The borough is particularly large and has many neighbourhoods: Côte-Saint-Paul, Little Burgundy and Ville-Émard, three of which date back to the 17th century (Griffintown, Saint-Henri and Pointe Saint-Charles). A place of effervescence, the borough attracts ideas and desires. In the midst of a real estate boom, it attracts residents with a wide variety of tastes and aspirations.
The South-West borough is located - as its name suggests - southwest of downtown Montreal. It is surrounded by the boroughs of Ville-Marie (northeast), Verdun (south), LaSalle (west), Côte-des-Neiges-Notre-Dame-de-Grâce (northwest) and the city of Westmount (north). It runs along the St.

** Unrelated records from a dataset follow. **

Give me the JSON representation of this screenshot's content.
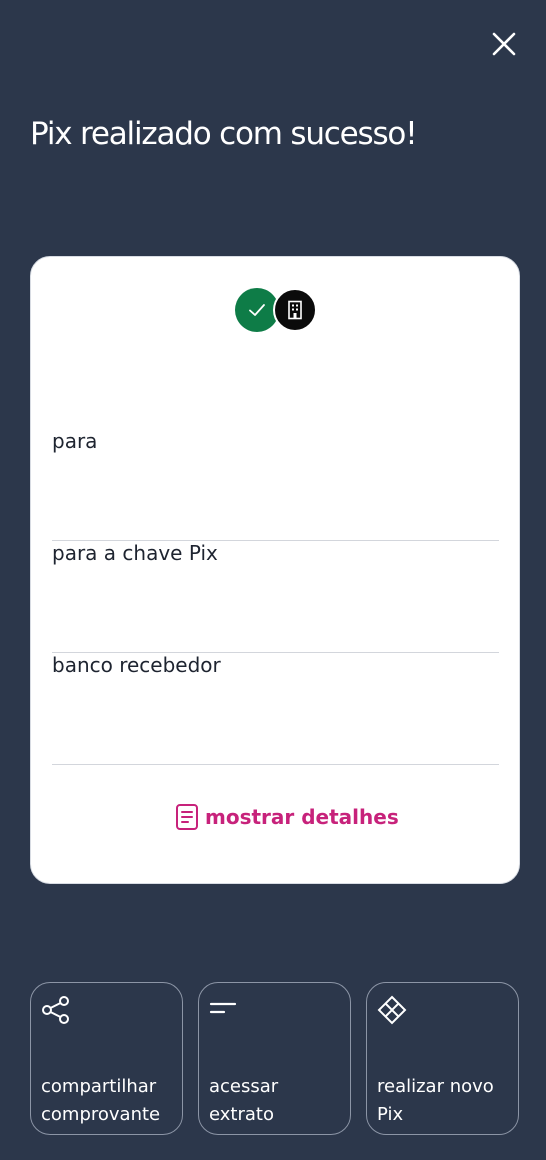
{
  "header": {
    "close_icon": "close-icon",
    "title": "Pix realizado com sucesso!"
  },
  "card": {
    "status_icons": [
      "check-icon",
      "building-icon"
    ],
    "fields": [
      {
        "label": "para",
        "value": ""
      },
      {
        "label": "para a chave Pix",
        "value": ""
      },
      {
        "label": "banco recebedor",
        "value": ""
      }
    ],
    "details_button": {
      "label": "mostrar detalhes",
      "icon": "document-icon"
    }
  },
  "actions": [
    {
      "label": "compartilhar\ncomprovante",
      "icon": "share-icon"
    },
    {
      "label": "acessar\nextrato",
      "icon": "statement-icon"
    },
    {
      "label": "realizar novo\nPix",
      "icon": "pix-icon"
    }
  ],
  "colors": {
    "background": "#2c374b",
    "success_green": "#0e7c47",
    "accent_pink": "#c7227b"
  }
}
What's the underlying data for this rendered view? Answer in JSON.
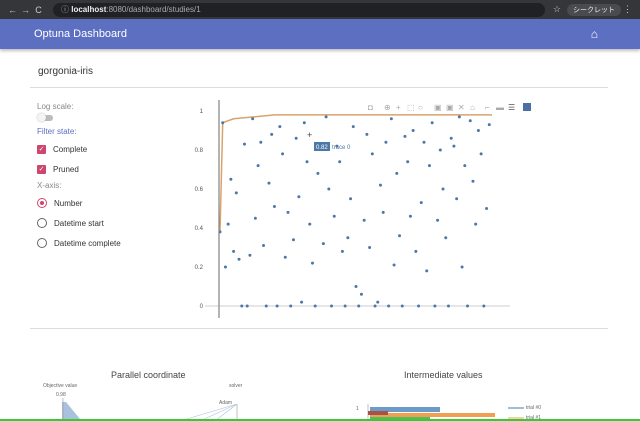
{
  "browser": {
    "url_host": "localhost",
    "url_rest": ":8080/dashboard/studies/1",
    "profile": "シークレット"
  },
  "appbar": {
    "title": "Optuna Dashboard",
    "home_icon": "home-icon"
  },
  "study": {
    "name": "gorgonia-iris"
  },
  "controls": {
    "log_scale_label": "Log scale:",
    "filter_label": "Filter state:",
    "complete": "Complete",
    "pruned": "Pruned",
    "xaxis_label": "X-axis:",
    "xaxis_options": [
      "Number",
      "Datetime start",
      "Datetime complete"
    ],
    "selected_xaxis": "Number"
  },
  "chart_data": {
    "type": "scatter",
    "title": "",
    "ylim": [
      0,
      1
    ],
    "xlim": [
      0,
      100
    ],
    "yticks": [
      "0",
      "0.2",
      "0.4",
      "0.6",
      "0.8",
      "1"
    ],
    "hover": {
      "value": "0.82",
      "trace": "trace 0"
    },
    "best_line": {
      "x": [
        0,
        1,
        5,
        20,
        100
      ],
      "y": [
        0.38,
        0.94,
        0.96,
        0.98,
        0.98
      ]
    },
    "color_points": "#4c78a8",
    "color_line": "#d8a36c",
    "values": [
      0.38,
      0.94,
      0.2,
      0.42,
      0.65,
      0.28,
      0.58,
      0.24,
      0,
      0.83,
      0,
      0.26,
      0.96,
      0.45,
      0.72,
      0.84,
      0.31,
      0,
      0.63,
      0.88,
      0.51,
      0,
      0.92,
      0.78,
      0.25,
      0.48,
      0,
      0.34,
      0.86,
      0.56,
      0.02,
      0.94,
      0.74,
      0.42,
      0.22,
      0,
      0.68,
      0.82,
      0.32,
      0.97,
      0.6,
      0,
      0.46,
      0.82,
      0.74,
      0.28,
      0,
      0.35,
      0.55,
      0.92,
      0.1,
      0,
      0.06,
      0.44,
      0.88,
      0.3,
      0.78,
      0,
      0.02,
      0.62,
      0.48,
      0.84,
      0,
      0.96,
      0.21,
      0.68,
      0.36,
      0,
      0.87,
      0.74,
      0.46,
      0.9,
      0.28,
      0,
      0.53,
      0.84,
      0.18,
      0.72,
      0.94,
      0,
      0.44,
      0.8,
      0.6,
      0.35,
      0,
      0.86,
      0.82,
      0.55,
      0.97,
      0.2,
      0.72,
      0,
      0.95,
      0.64,
      0.42,
      0.9,
      0.78,
      0,
      0.5,
      0.93
    ]
  },
  "sections": {
    "parallel": "Parallel coordinate",
    "intermediate": "Intermediate values",
    "objective": "Objective value",
    "obj_val": "0.98",
    "solver": "solver",
    "adam": "Adam",
    "iv_tick": "1",
    "legend": [
      "trial #0",
      "trial #1"
    ]
  }
}
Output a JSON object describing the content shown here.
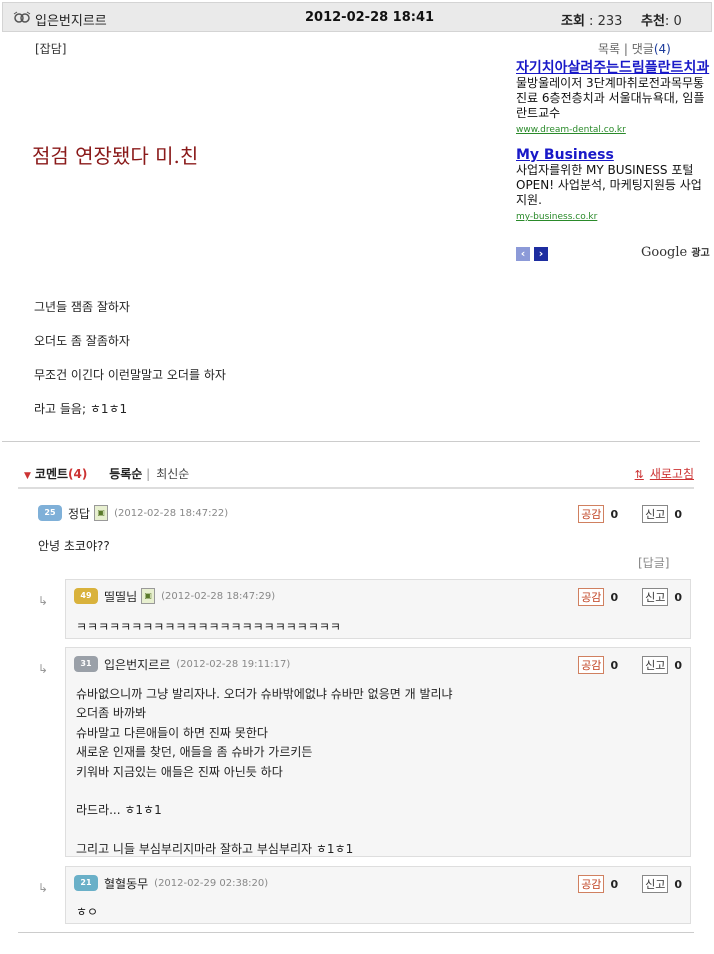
{
  "header": {
    "author": "입은번지르르",
    "datetime": "2012-02-28 18:41",
    "views_label": "조회",
    "views": "233",
    "recommend_label": "추천",
    "recommend": "0"
  },
  "post": {
    "category": "[잡담]",
    "list_link": "목록",
    "comments_link": "댓글",
    "comments_count": "(4)",
    "title": "점검 연장됐다 미.친",
    "lines": [
      "그년들 잼좀 잘하자",
      "오더도 좀 잘좀하자",
      "무조건 이긴다 이런말말고 오더를 하자",
      "라고 들음; ㅎ1ㅎ1"
    ]
  },
  "ads": {
    "items": [
      {
        "title": "자기치아살려주는드림플란트치과",
        "desc": "물방울레이저 3단계마취로전과목무통진료 6층전층치과 서울대뉴욕대, 임플란트교수",
        "url": "www.dream-dental.co.kr"
      },
      {
        "title": "My Business",
        "desc": "사업자를위한 MY BUSINESS 포털 OPEN! 사업분석, 마케팅지원등 사업지원.",
        "url": "my-business.co.kr"
      }
    ],
    "provider": "Google",
    "provider_suffix": "광고"
  },
  "comments_header": {
    "label": "코멘트",
    "count": "(4)",
    "sort_registered": "등록순",
    "sort_latest": "최신순",
    "refresh": "새로고침"
  },
  "comments": [
    {
      "level": "25",
      "name": "정답",
      "time": "(2012-02-28 18:47:22)",
      "like_label": "공감",
      "likes": "0",
      "report_label": "신고",
      "reports": "0",
      "text": "안녕 초코야??",
      "reply_label": "[답글]"
    },
    {
      "level": "49",
      "name": "띨띨님",
      "time": "(2012-02-28 18:47:29)",
      "like_label": "공감",
      "likes": "0",
      "report_label": "신고",
      "reports": "0",
      "text": "ㅋㅋㅋㅋㅋㅋㅋㅋㅋㅋㅋㅋㅋㅋㅋㅋㅋㅋㅋㅋㅋㅋㅋㅋ"
    },
    {
      "level": "31",
      "name": "입은번지르르",
      "time": "(2012-02-28 19:11:17)",
      "like_label": "공감",
      "likes": "0",
      "report_label": "신고",
      "reports": "0",
      "text": "슈바없으니까 그냥 발리자나. 오더가 슈바밖에없냐 슈바만 없응면 개 발리냐\n오더좀 바까봐\n슈바말고 다른애들이 하면 진짜 못한다\n새로운 인재를 찾던, 애들을 좀 슈바가 가르키든\n키워바 지금있는 애들은 진짜 아닌듯 하다\n\n라드라... ㅎ1ㅎ1\n\n그리고 니들 부심부리지마라 잘하고 부심부리자 ㅎ1ㅎ1"
    },
    {
      "level": "21",
      "name": "혈혈동무",
      "time": "(2012-02-29 02:38:20)",
      "like_label": "공감",
      "likes": "0",
      "report_label": "신고",
      "reports": "0",
      "text": "ㅎㅇ"
    }
  ]
}
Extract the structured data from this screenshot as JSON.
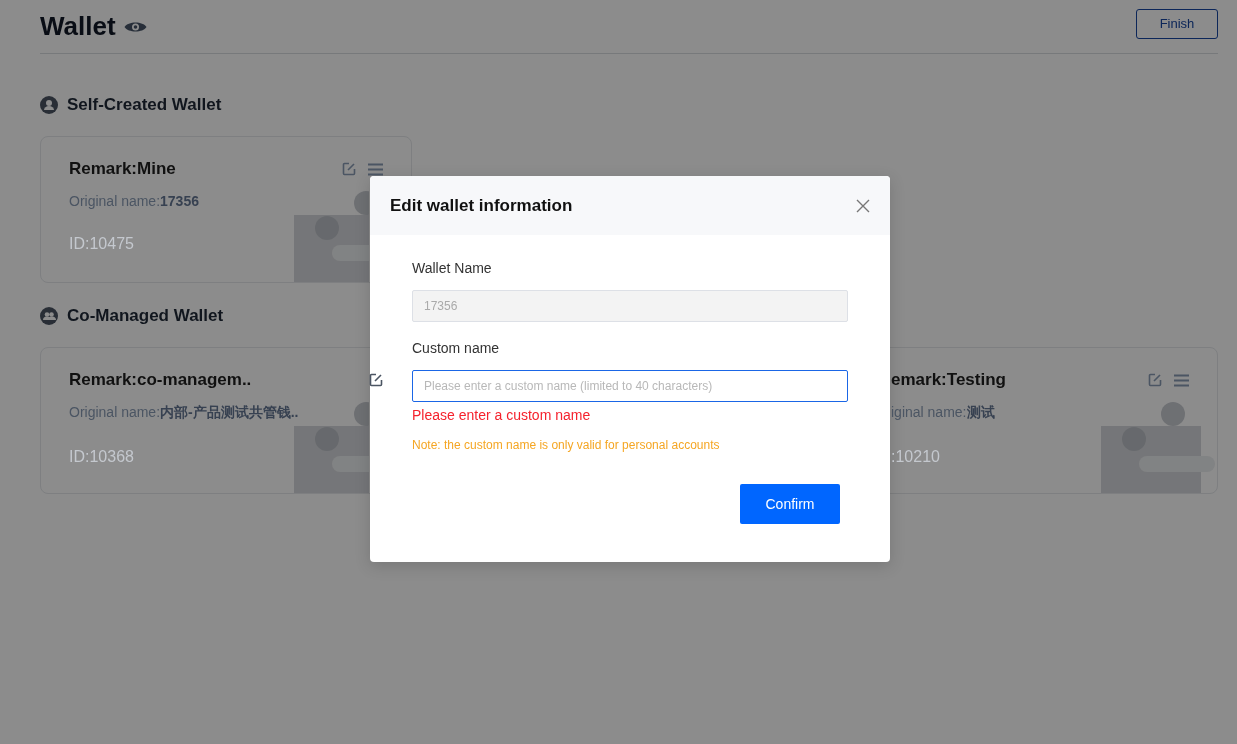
{
  "header": {
    "title": "Wallet",
    "finish_button": "Finish"
  },
  "sections": [
    {
      "kind": "self",
      "title": "Self-Created Wallet",
      "cards": [
        {
          "remark": "Remark:Mine",
          "original": "Original name:**17356**",
          "id": "ID:10475",
          "icons": [
            {
              "kind": "edit"
            },
            {
              "kind": "menu"
            }
          ]
        }
      ]
    },
    {
      "kind": "co",
      "title": "Co-Managed Wallet",
      "cards": [
        {
          "remark": "Remark:co-managem..",
          "original": "Original name:**内部-产品测试共管钱..**",
          "id": "ID:10368",
          "icons": [
            {
              "kind": "edit"
            }
          ]
        },
        {
          "remark": "emark:Testing",
          "original": "iginal name:**测试**",
          "id": ":10210",
          "icons": [
            {
              "kind": "edit"
            },
            {
              "kind": "menu"
            }
          ]
        }
      ]
    }
  ],
  "dialog": {
    "title": "Edit wallet information",
    "fields": [
      {
        "label": "Wallet Name",
        "value": "17356",
        "disabled": true,
        "focused": false
      },
      {
        "label": "Custom name",
        "placeholder": "Please enter a custom name (limited to 40 characters)",
        "disabled": false,
        "focused": true,
        "error": "Please enter a custom name"
      }
    ],
    "note": "Note: the custom name is only valid for personal accounts",
    "confirm_button": "Confirm"
  }
}
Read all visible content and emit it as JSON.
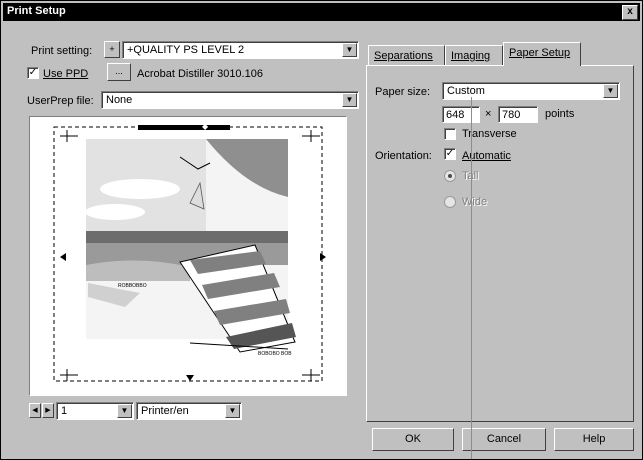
{
  "window": {
    "title": "Print Setup",
    "close_glyph": "x"
  },
  "left": {
    "print_setting": {
      "label": "Print setting:",
      "value": "+QUALITY PS LEVEL 2"
    },
    "use_ppd": {
      "label": "Use PPD",
      "checked": true,
      "checkmark": "✓"
    },
    "ppd_button": "...",
    "ppd_name": "Acrobat Distiller 3010.106",
    "user_prep": {
      "label": "UserPrep file:",
      "value": "None"
    },
    "preview": {
      "crop_mark": "◆",
      "caption_left": "ROBBOBBO",
      "caption_right": "BOBOBO BOB"
    },
    "page_buttons": [
      "◀",
      "▶"
    ],
    "page_value": "1",
    "page_mode": "Printer/en"
  },
  "tabs": [
    {
      "label": "Separations",
      "active": false
    },
    {
      "label": "Imaging",
      "active": false
    },
    {
      "label": "Paper Setup",
      "active": true
    }
  ],
  "paper_setup": {
    "paper_size_label": "Paper size:",
    "paper_size_value": "Custom",
    "width": "648",
    "times": "×",
    "height": "780",
    "units": "points",
    "transverse_label": "Transverse",
    "orientation_label": "Orientation:",
    "automatic_label": "Automatic",
    "tall_label": "Tall",
    "wide_label": "Wide"
  },
  "footer": {
    "ok": "OK",
    "cancel": "Cancel",
    "help": "Help"
  },
  "colors": {
    "title_bg": "#000000",
    "face": "#c0c0c0",
    "guide_line": "#33cc33"
  }
}
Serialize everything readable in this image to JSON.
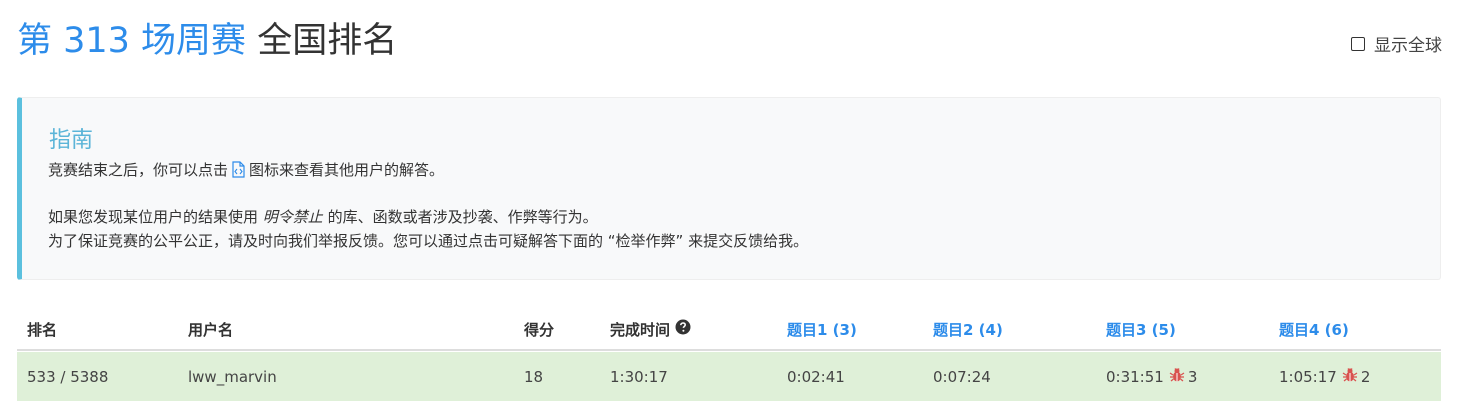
{
  "title": {
    "contest": "第 313 场周赛",
    "ranking": "全国排名"
  },
  "global_toggle": {
    "label": "显示全球",
    "checked": false
  },
  "guide": {
    "title": "指南",
    "line1_before_icon": "竞赛结束之后，你可以点击",
    "line1_after_icon": "图标来查看其他用户的解答。",
    "line2_before": "如果您发现某位用户的结果使用 ",
    "line2_em": "明令禁止",
    "line2_after": " 的库、函数或者涉及抄袭、作弊等行为。",
    "line3": "为了保证竞赛的公平公正，请及时向我们举报反馈。您可以通过点击可疑解答下面的 “检举作弊” 来提交反馈给我。",
    "icon": "code-document-icon"
  },
  "table": {
    "headers": {
      "rank": "排名",
      "username": "用户名",
      "score": "得分",
      "finish_time": "完成时间",
      "q1": "题目1 (3)",
      "q2": "题目2 (4)",
      "q3": "题目3 (5)",
      "q4": "题目4 (6)"
    },
    "row": {
      "rank": "533 / 5388",
      "username": "lww_marvin",
      "score": "18",
      "finish_time": "1:30:17",
      "q1": "0:02:41",
      "q2": "0:07:24",
      "q3_time": "0:31:51",
      "q3_penalty": "3",
      "q4_time": "1:05:17",
      "q4_penalty": "2",
      "highlight_color": "#dff0d8"
    }
  },
  "colors": {
    "accent": "#2d8cea",
    "guide_border": "#5bc0de",
    "bug": "#d9534f"
  }
}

Lawrence River and several bridges connect it to major arteries: the Victoria Bridge (R-112), the Nuns' Island Bridge (A-15, A-20) and the Clément Bridge (A-10).
Just steps away from downtown, the borough welcomes young professionals as well as families and couples without children. The parks, recreation centers and numerous neighbourhood schools make it a pleasant and safe place for families. Families enjoy recreational facilities such as the Centre sportif de la petite Bourgogne, the Maison de la culture Marie-Uguay, the Gadbois recreational complex and the Arsenal Montréal contemporary art center. Notre-Dame, Saint-Jacques, Saint-Antoine, Wellington, Monk streets... are scenes of life where people meet to telework, relax, explore with a sense of curiosity and conviviality. Students from the École de Technologie Supérieure (ETS) mingle with professionals and artists. A place of effervescence, it's a great place to work and play.
THE ATTRACTION OF THE LACHINE CANAL
Irresistible Lachine Canal! This area along the waterfront where walkers, cyclists, sailors, rowers and canoeists gather. In a decade, huge towers of magnificent light-filled condos have sprung up next to each other facing the Canal, with balconies and windows. The Lachine Canal has a lot to offer: it is an invitation to take long walks, to share a drink in a barge transformed into a bar, to take a boat to sail on the St. Lawrence River or the Lachine Canal, to do outdoor exercises... The Atwater Market is the other big gathering place for the 72,000 or so residents, around the stalls of fruit and vegetable growers and local specialties. In addition, the borough is well served by seven metro stations and numerous bus routes.
BETWEEN ANTIQUE SHOPS AND STARTUPS
Between art galleries, café terraces, innovation centers, sports centers and architectural firms, Griffintown is a lively neighborhood, as historical as it is creative and technological. Little Burgundy is the place where jazz first flourished in Montreal. The long-disadvantaged industrial district of Saint-Henri is undergoing a major redevelopment, converting old factories into service businesses. Office towers juxtapose warehouses converted into galleries or boutiques. Surprisingly, historic buildings and brand new ones are well orchestrated in the space. The old meets the ultra-modern. Antique shops and startups are neighbors. Each evolves in a heterogeneous atmosphere.